I’m glad I read this book: it captures the beginning of a powerful force that will shape the later period of the 21st century. It explains the driving force behind the news headlines we see everyday. Thus, it is no exaggeration to say that just by reading this book will enable the reader to understand what is going on in the world.

           Clearly, one of the things that kept popping up in the book was the impact of technology. However, the impact that Friedman mentions is unlike what we see in academics. When textbooks talk about the influence of technology, I did not clearly see the impact. I just understood; I did not necessarily see the impact working in my daily life. Now I do, just by reading this book. Now I see how people in the early 1990s worked so hard to put fiber cables all over the world just so they could get connected with people from different countries. Now I know why the invention of PC was such a remarkable event to the history of mankind. Technology, according to this book, enabled worldwide collaboration- the kind of collaboration that would be quite impossible without the aid of technology. After I first heard about the debate of technology widening the gap between the rich and poor even more, it was hard for me to see the positive side of technology to the individuals who want to contribute to the world. Thanks to Friedman, I could see how technology has empowered those individuals by offering them cheap and fast medium to connect to more people.

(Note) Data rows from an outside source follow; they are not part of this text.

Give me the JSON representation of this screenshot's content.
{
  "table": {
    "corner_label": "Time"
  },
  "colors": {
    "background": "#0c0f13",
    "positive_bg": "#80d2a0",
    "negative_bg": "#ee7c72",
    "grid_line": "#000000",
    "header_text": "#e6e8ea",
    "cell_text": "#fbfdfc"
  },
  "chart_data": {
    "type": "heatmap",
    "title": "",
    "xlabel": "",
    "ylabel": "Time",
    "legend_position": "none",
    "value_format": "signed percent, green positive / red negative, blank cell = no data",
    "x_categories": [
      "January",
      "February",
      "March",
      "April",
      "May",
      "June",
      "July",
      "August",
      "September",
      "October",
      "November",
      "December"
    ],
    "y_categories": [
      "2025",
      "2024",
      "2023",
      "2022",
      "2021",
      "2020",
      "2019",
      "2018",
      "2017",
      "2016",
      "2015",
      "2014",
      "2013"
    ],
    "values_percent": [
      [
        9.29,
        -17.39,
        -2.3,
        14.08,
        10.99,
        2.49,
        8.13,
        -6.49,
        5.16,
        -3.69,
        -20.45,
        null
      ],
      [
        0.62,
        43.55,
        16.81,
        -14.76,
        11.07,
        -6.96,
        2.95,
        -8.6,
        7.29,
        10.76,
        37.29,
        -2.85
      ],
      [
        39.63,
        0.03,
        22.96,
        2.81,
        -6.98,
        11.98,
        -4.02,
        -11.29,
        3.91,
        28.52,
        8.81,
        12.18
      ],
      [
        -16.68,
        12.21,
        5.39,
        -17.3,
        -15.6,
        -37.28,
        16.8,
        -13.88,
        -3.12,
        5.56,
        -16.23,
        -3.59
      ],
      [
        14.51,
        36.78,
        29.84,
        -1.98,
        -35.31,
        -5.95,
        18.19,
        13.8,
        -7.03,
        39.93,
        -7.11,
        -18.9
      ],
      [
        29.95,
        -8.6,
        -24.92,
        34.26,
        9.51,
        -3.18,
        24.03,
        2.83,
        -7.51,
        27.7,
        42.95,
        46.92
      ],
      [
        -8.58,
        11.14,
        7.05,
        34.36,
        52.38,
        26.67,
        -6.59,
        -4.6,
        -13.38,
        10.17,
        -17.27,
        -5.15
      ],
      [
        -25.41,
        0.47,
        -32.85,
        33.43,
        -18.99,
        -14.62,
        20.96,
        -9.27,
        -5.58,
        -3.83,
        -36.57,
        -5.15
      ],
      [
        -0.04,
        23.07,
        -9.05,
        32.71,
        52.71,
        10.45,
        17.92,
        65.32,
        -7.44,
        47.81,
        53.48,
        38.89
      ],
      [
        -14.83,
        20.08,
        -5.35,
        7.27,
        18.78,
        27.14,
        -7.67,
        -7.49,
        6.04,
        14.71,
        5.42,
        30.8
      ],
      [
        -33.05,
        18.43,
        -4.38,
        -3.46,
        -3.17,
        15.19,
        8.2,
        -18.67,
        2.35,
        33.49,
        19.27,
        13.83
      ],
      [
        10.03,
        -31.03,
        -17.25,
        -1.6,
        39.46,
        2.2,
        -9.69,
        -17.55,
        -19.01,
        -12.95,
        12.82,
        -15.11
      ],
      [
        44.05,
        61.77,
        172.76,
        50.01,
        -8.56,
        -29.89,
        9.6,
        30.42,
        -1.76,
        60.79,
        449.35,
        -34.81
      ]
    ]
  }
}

           Because the book is written by a famous journalist, the book is faced-paced and full of excitement. It portrays changes in positive and negative light. For instance, in Chapter 1, Friedman presents his beliefs in series of changes that he experiences. This manner eventually excited me because he received emails telling him the incidents where the flattening process is occurring and scurring through Asia to actually experience these changes. It’s first-hand experience that I, as a student could rarely get. Therefore, by seeing Friedman actually moving around and talking to people about the flattening process is exciting because he gets to see all these revolutionary things like the biggest screen in Asian located Infosys center in Banglore or Chinese in Dalia being the “backroom” for housing industries in Japan.